In its fifth year, the 10-year CFLR program is at a turning point. The program has experienced success, as evidenced by the numerous accomplishments of the Southwestern Crown Collaborative and the other projects from California to Florida. A number of challenges to overcome have also been identified. For example, collaborative groups are finding that goals around multi-party monitoring and biomass utilization are often more difficult and time-consuming to reach than anticipated. Some groups are struggling to overcome member fatigue and capacity issues after working hard for more than five years to break gridlock and implement on-the-ground projects.
The Collaborative Forest Landscape Restoration Program Five Year Report, published in March, outlines many of these successes and challenges. The time is now to take a close look at the lessons gathered from the past five years and improve the program for the years ahead. As the report explains, “lessons learned through the projects can continue to inform and inspire landscape-level collaborative management efforts to accelerate restoration across the country.”

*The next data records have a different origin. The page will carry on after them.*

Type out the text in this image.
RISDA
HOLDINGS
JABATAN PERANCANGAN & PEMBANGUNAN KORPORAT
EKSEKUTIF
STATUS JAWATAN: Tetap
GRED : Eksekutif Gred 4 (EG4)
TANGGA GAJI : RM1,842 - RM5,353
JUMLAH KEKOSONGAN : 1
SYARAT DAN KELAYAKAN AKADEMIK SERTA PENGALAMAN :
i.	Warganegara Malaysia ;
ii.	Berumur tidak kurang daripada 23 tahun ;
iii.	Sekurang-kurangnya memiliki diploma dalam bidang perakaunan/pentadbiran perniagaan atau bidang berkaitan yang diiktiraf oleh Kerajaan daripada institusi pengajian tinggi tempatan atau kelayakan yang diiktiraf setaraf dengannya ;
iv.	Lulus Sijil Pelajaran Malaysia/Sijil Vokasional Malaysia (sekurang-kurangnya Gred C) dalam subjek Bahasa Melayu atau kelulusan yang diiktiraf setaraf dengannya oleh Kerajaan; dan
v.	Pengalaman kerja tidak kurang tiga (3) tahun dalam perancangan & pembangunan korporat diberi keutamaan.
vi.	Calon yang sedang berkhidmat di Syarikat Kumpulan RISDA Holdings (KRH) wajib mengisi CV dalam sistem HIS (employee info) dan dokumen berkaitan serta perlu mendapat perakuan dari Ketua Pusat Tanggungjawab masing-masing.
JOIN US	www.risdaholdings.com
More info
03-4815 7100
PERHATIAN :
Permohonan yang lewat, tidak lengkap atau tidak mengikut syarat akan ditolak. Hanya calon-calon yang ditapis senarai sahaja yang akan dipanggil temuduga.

The National Forest Foundation has a long history of partnering with the Forest Service to share lessons, best practices and resources among agency staff, community partners and forest stakeholders. In forests from Alaska to Florida, we work with nonprofit partners, the Forest Service and citizens to reach consensus and build capacity for addressing the restoration and management needs on the National Forest System. We are committed to supporting and improving the CFLR program, and look forward to working the CFLR partners for the next five years and beyond.